The HiSeq 4000 and HiSeq X
First off, the HiSeq X IS NOT a human genome only machine. It is a genome-only machine. You have been able to do non-human genomes for about a year now. Anything you like as long as it’s a whole genome and it’s 30X or above. The 4000 is reserved for everything else because you cannot do exomes, RNA-Seq, ChIP-Seq etc on the HiSeq X. HiSeq 4000 reagents are more expensive, which means that per-Gb every assay is more expensive than genome sequencing on Illumina.
However, no such restrictions exist on the NovaSeq – which means that every assay will now cost the same on NovaSeq. This is what led me to say this on Twitter:
NovaSeq kills 4000 not X
— Mick Watson (@BioMickWatson) January 9, 2017
At Edinburgh Genomics, roughly speaking, we charge approx. 2x as much for a 4000 lane as we do for an X lane. Therefore, per Gb, RNA-Seq is approx. twice as expensive as genome sequencing. NovaSeq promises to make this per-Gb cost the same, so does that mean RNA-Seq will be half price? Not quite. Of course no-one does a whole lane of RNA-Seq, we multiplex multiple samples in one lane. When you do this, library prep costs begin to dominate, and for most of my own RNA-Seq samples, library prep is about 50% of the per-sample cost, and 50% is sequencing. NovaSeq promises to half the sequencing costs, which means the per-sample cost will come down by 25%.
These are really rough numbers, but they will do for now. To be honest, I think this will make a huge difference to some facilities, but not for others. Larger centers will absolutely need to grab that 25% reduction to remain competitive, but smaller, boutique facilities may be able to ignore it for a while.
Expect to get pay $985k for a NovaSeq 6000 and $850k for a 5000.
One supposedly big advantage is that NovaSeq takes 40 hours to run, compared to the existing 3 days for a HiSeq X. Comparing like with like that’s 40 hours vs 72 hours. This might be important in the clinical space, but not for much else.
Putting this in context, when you send your samples to a facility, they will be QC-ed first, then put in library prep queue, then put in sequencing queue, then QC-ed bioinformatically before finally being delivered. Let’s be generous and say this takes 2 weeks. Out of that sequencing time is 3 days. So instead of waiting 14 days, you’re waiting 13 days. Who cares?

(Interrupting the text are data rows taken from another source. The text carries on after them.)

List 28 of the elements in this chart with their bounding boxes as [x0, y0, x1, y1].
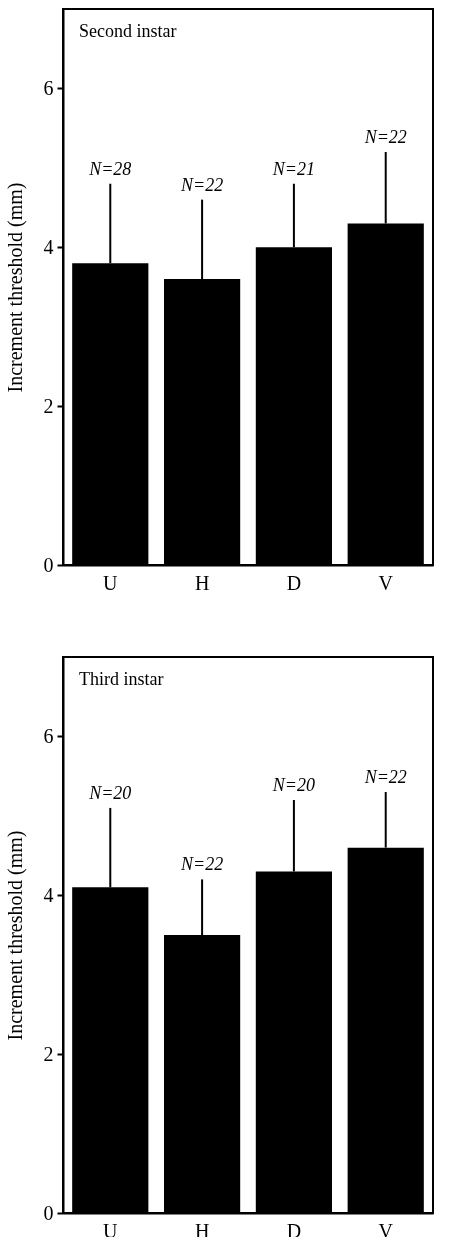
annotation: N=22 — [363, 767, 407, 788]
x-tick-label: H — [194, 1219, 210, 1237]
annotation: N=21 — [271, 158, 315, 179]
x-tick-label: U — [103, 1219, 119, 1237]
annotation: N=20 — [88, 782, 132, 803]
y-tick-label: 0 — [43, 553, 54, 576]
y-tick-label: 6 — [43, 76, 54, 99]
x-tick-label: V — [378, 571, 394, 594]
y-tick-label: 6 — [43, 724, 54, 747]
y-tick-label: 2 — [43, 1042, 54, 1065]
y-tick-label: 0 — [43, 1201, 54, 1224]
y-axis-title: Increment threshold (mm) — [3, 830, 27, 1041]
annotation: N=22 — [180, 854, 224, 875]
x-tick-label: D — [286, 571, 302, 594]
x-tick-label: D — [286, 1219, 302, 1237]
y-tick-label: 4 — [43, 235, 54, 258]
annotation: N=20 — [271, 774, 315, 795]
annotation: N=22 — [180, 174, 224, 195]
text: Third instar — [79, 669, 164, 689]
y-tick-label: 2 — [43, 394, 54, 417]
x-tick-label: H — [194, 571, 210, 594]
annotation: N=22 — [363, 126, 407, 147]
x-tick-label: U — [103, 571, 119, 594]
annotation: N=28 — [88, 158, 132, 179]
x-tick-label: V — [378, 1219, 394, 1237]
y-tick-label: 4 — [43, 883, 54, 906]
text: Second instar — [79, 21, 177, 41]
y-axis-title: Increment threshold (mm) — [3, 182, 27, 393]
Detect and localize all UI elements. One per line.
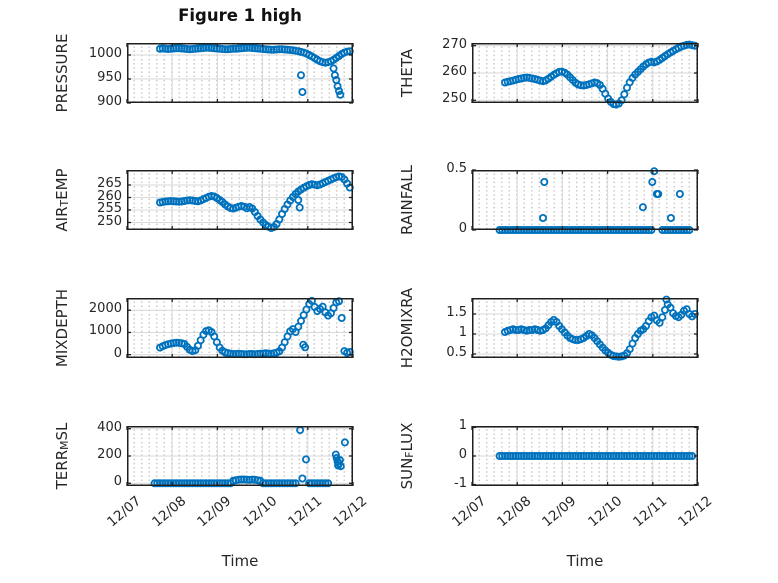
- plot-svg: [126, 426, 354, 488]
- y-tick-label: 265: [97, 176, 122, 191]
- y-tick-label: 1000: [88, 46, 122, 61]
- subplot-mixdepth: MIXDEPTH 0 1000 2000: [53, 289, 354, 367]
- plot-svg: [471, 426, 699, 486]
- y-tick-label: 0.5: [446, 345, 467, 360]
- axis-ticks: [471, 169, 699, 231]
- y-tick-label: 255: [97, 201, 122, 216]
- y-tick-label: 270: [442, 36, 467, 52]
- plot-svg: [471, 167, 699, 235]
- y-tick-label: 250: [442, 91, 467, 107]
- subplot-theta: THETA 250 260 270: [398, 37, 699, 109]
- scatter-markers: [495, 167, 694, 235]
- plot-area-pressure: [126, 43, 354, 104]
- y-tick-label: 950: [97, 70, 122, 85]
- y-tick-label: 1000: [88, 323, 122, 339]
- subplot-sun-flux: SUN F LUX Time -1 0 1 12/07 12/08 12/09 12/10 12/…: [398, 418, 715, 570]
- plot-svg: [471, 295, 699, 361]
- scatter-markers: [500, 295, 699, 361]
- y-tick-label: 1.5: [446, 305, 467, 320]
- figure-title: Figure 1 high: [178, 6, 302, 25]
- y-tick-label: 400: [97, 419, 122, 435]
- y-tick-label: 260: [97, 188, 122, 204]
- plot-svg: [126, 170, 354, 233]
- subplot-pressure: PRESSURE 900 950 1000: [53, 34, 354, 112]
- plot-area-h2omixra: [471, 295, 699, 361]
- plot-area-terr-msl: [126, 426, 354, 488]
- scatter-markers: [150, 426, 349, 488]
- x-axis-label-right: Time: [566, 552, 604, 570]
- y-tick-label: 260: [442, 64, 467, 79]
- y-tick-label: 250: [97, 213, 122, 229]
- scatter-markers: [495, 451, 697, 460]
- subplot-rainfall: RAINFALL 0 0.5: [398, 161, 699, 236]
- y-tick-label: 0: [113, 345, 122, 361]
- plot-area-air-temp: [126, 170, 354, 233]
- subplot-air-temp: AIR T EMP 250 255 260 265: [53, 168, 354, 233]
- plot-svg: [126, 296, 354, 359]
- plot-area-rainfall: [471, 167, 699, 235]
- y-tick-label: 1: [458, 325, 467, 340]
- y-tick-label: 0: [113, 474, 122, 490]
- x-axis-label-left: Time: [221, 552, 259, 570]
- scatter-markers: [155, 43, 354, 99]
- subplot-terr-msl: TERR M SL Time 0 200 400 12/07 12/08 12/09 12/10…: [53, 420, 370, 570]
- plot-area-mixdepth: [126, 296, 354, 359]
- y-tick-label: 0: [458, 221, 467, 236]
- plot-area-sun-flux: [471, 426, 699, 486]
- y-tick-label: 1: [458, 418, 467, 434]
- plot-area-theta: [471, 40, 699, 109]
- y-tick-label: 0.5: [446, 161, 467, 176]
- y-tick-label: -1: [454, 475, 467, 491]
- y-tick-label: 0: [458, 447, 467, 462]
- plot-svg: [126, 43, 354, 104]
- plot-svg: [471, 40, 699, 109]
- y-tick-label: 200: [97, 447, 122, 462]
- y-tick-label: 2000: [88, 301, 122, 317]
- subplot-h2omixra: H2OMIXRA 0.5 1 1.5: [398, 288, 699, 368]
- y-tick-label: 900: [97, 94, 122, 109]
- scatter-markers: [155, 296, 354, 359]
- scatter-markers: [155, 172, 354, 233]
- scatter-markers: [500, 40, 699, 109]
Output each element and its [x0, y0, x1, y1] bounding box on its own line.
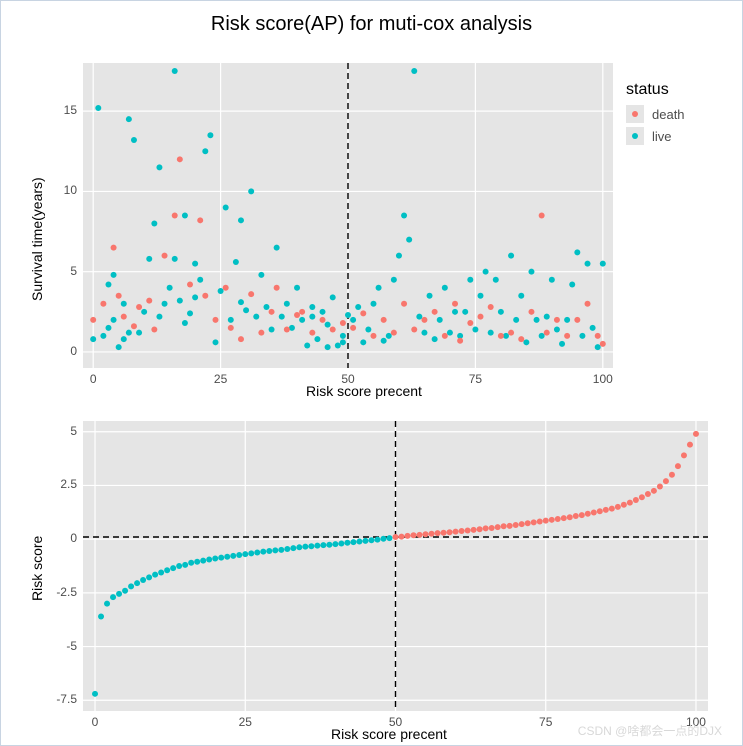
legend-item-death: death	[626, 105, 685, 123]
legend-title: status	[626, 81, 685, 99]
xlabel-bot: Risk score precent	[331, 726, 447, 742]
scatter-panel-survival	[83, 63, 613, 368]
scatter-svg-bot	[83, 421, 708, 711]
scatter-svg-top	[83, 63, 613, 368]
ylabel-top: Survival time(years)	[29, 177, 45, 301]
legend-item-live: live	[626, 127, 685, 145]
legend-swatch-death	[626, 105, 644, 123]
chart-title: Risk score(AP) for muti-cox analysis	[1, 1, 742, 42]
ylabel-bot: Risk score	[29, 536, 45, 601]
xlabel-top: Risk score precent	[306, 383, 422, 399]
scatter-panel-riskscore	[83, 421, 708, 711]
legend-label-death: death	[652, 107, 685, 122]
legend-label-live: live	[652, 129, 672, 144]
watermark: CSDN @啥都会一点的DJX	[578, 722, 722, 739]
figure-container: Risk score(AP) for muti-cox analysis 051…	[1, 1, 742, 745]
legend-swatch-live	[626, 127, 644, 145]
legend: status death live	[626, 81, 685, 149]
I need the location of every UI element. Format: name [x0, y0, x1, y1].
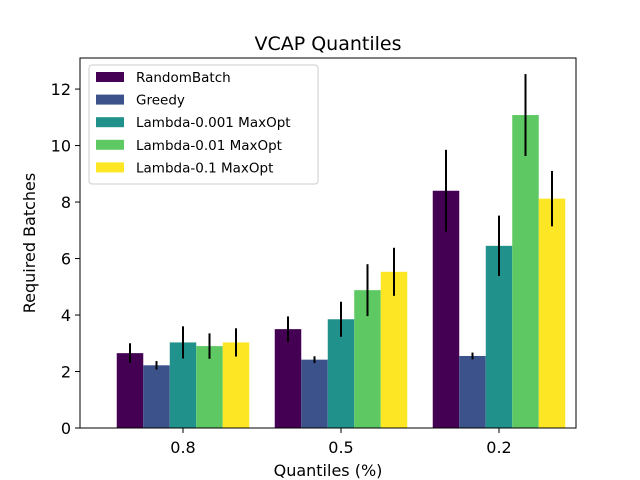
- bar: [116, 353, 144, 428]
- y-tick-label: 6: [61, 250, 71, 269]
- chart-title: VCAP Quantiles: [254, 33, 401, 55]
- legend-swatch: [96, 139, 124, 150]
- legend-label: Greedy: [136, 93, 185, 109]
- bar: [222, 342, 250, 428]
- y-axis-label: Required Batches: [20, 173, 39, 313]
- legend-label: Lambda-0.1 MaxOpt: [136, 160, 273, 176]
- y-tick-label: 0: [61, 419, 71, 438]
- legend-frame: [88, 64, 319, 185]
- x-tick-label: 0.8: [170, 438, 195, 457]
- legend-swatch: [96, 72, 124, 82]
- plot-frame: [79, 57, 577, 429]
- y-tick-label: 4: [61, 306, 71, 325]
- bar: [301, 359, 328, 428]
- bar: [274, 329, 302, 428]
- bar: [459, 355, 486, 428]
- legend-label: RandomBatch: [136, 70, 231, 86]
- legend-swatch: [96, 162, 124, 173]
- legend: RandomBatch Greedy Lambda-0.001 MaxOpt Lamb…: [88, 64, 319, 185]
- bar: [196, 346, 223, 428]
- legend-swatch: [96, 94, 124, 105]
- legend-swatch: [96, 117, 124, 128]
- y-tick-label: 10: [51, 137, 71, 156]
- bar: [485, 245, 513, 428]
- x-tick-label: 0.5: [328, 438, 353, 457]
- y-tick-label: 2: [61, 363, 71, 382]
- x-tick-label: 0.2: [486, 438, 511, 457]
- bar: [143, 365, 170, 428]
- bar: [512, 115, 539, 428]
- bar: [538, 198, 566, 428]
- y-tick-label: 12: [51, 80, 71, 99]
- bar: [327, 319, 355, 428]
- bar: [380, 271, 408, 428]
- y-tick-label: 8: [61, 193, 71, 212]
- legend-label: Lambda-0.001 MaxOpt: [136, 115, 291, 131]
- legend-label: Lambda-0.01 MaxOpt: [136, 138, 282, 154]
- x-axis-label: Quantiles (%): [274, 461, 383, 480]
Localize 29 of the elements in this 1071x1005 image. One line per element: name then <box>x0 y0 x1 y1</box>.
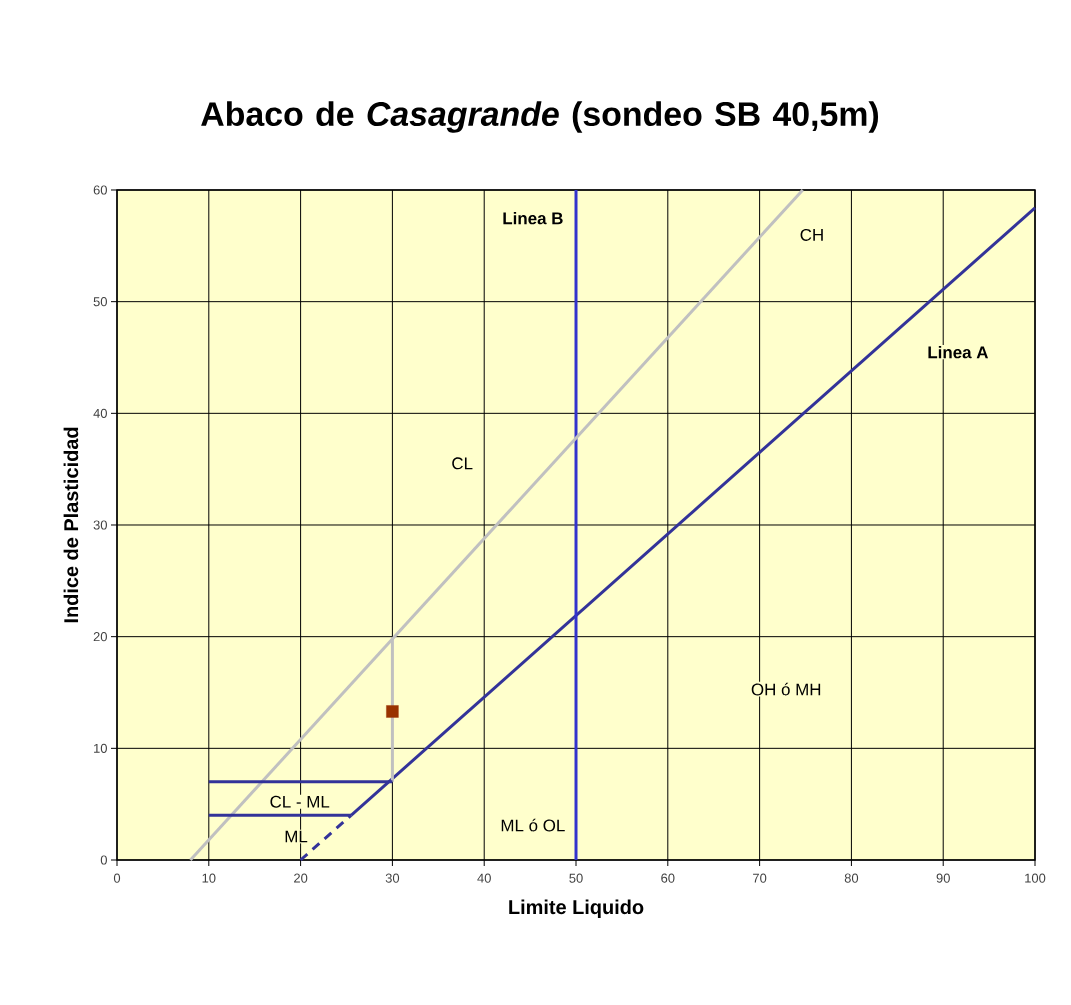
y-tick-label: 30 <box>93 520 107 530</box>
y-tick-label: 0 <box>100 855 107 865</box>
x-tick-label: 90 <box>936 873 950 883</box>
x-tick-label: 30 <box>385 873 400 883</box>
y-tick-label: 40 <box>93 408 107 418</box>
annotation: CH <box>800 228 823 241</box>
x-tick-label: 100 <box>1025 873 1046 883</box>
y-tick-label: 20 <box>93 632 107 642</box>
x-tick-label: 40 <box>477 873 491 883</box>
annotation: ML ó OL <box>501 818 565 832</box>
x-tick-label: 80 <box>844 873 859 883</box>
annotation: Linea B <box>503 211 563 225</box>
x-tick-label: 70 <box>753 873 767 883</box>
annotation: CL <box>452 457 473 470</box>
x-tick-label: 20 <box>294 873 308 883</box>
annotation: ML <box>285 830 308 843</box>
y-tick-label: 50 <box>93 297 107 307</box>
y-axis-title: Indice de Plasticidad <box>63 427 79 623</box>
annotation: CL - ML <box>270 795 330 808</box>
x-axis-title: Limite Liquido <box>509 899 644 919</box>
chart-title: Abaco de Casagrande (sondeo SB 40,5m) <box>201 101 879 133</box>
x-tick-label: 50 <box>569 873 583 883</box>
annotation: OH ó MH <box>751 682 821 696</box>
x-tick-label: 0 <box>113 873 121 883</box>
x-tick-label: 10 <box>202 873 216 883</box>
x-tick-label: 60 <box>661 873 675 883</box>
y-tick-label: 60 <box>93 185 107 195</box>
annotation: Linea A <box>928 345 989 359</box>
y-tick-label: 10 <box>94 743 107 753</box>
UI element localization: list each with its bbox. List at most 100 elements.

Clinically having the answer 1 day earlier may be important, but let’s not forget, even on our £1M cluster, at scale the BWA+GATK pipeline itself takes 3 days. So again you’re looking at 5 days vs 6 days. Is that a massive advantage? I’m not sure. Of course you could buy one of the super-fast bioinformatics solutions, and maybe then the 40 hour run time will count.
Colours and quality
NovaSeq marks a switch from the traditional HiSeq 4 colour chemistry to the quicker NextSeq 2 colour chemistry. As Brian Bushnell has noted on this blog, NextSeq data quality is quite a lot worse than HiSeq 2500, so we may see a dip in data quality, though Illumina claim 85% above Q30.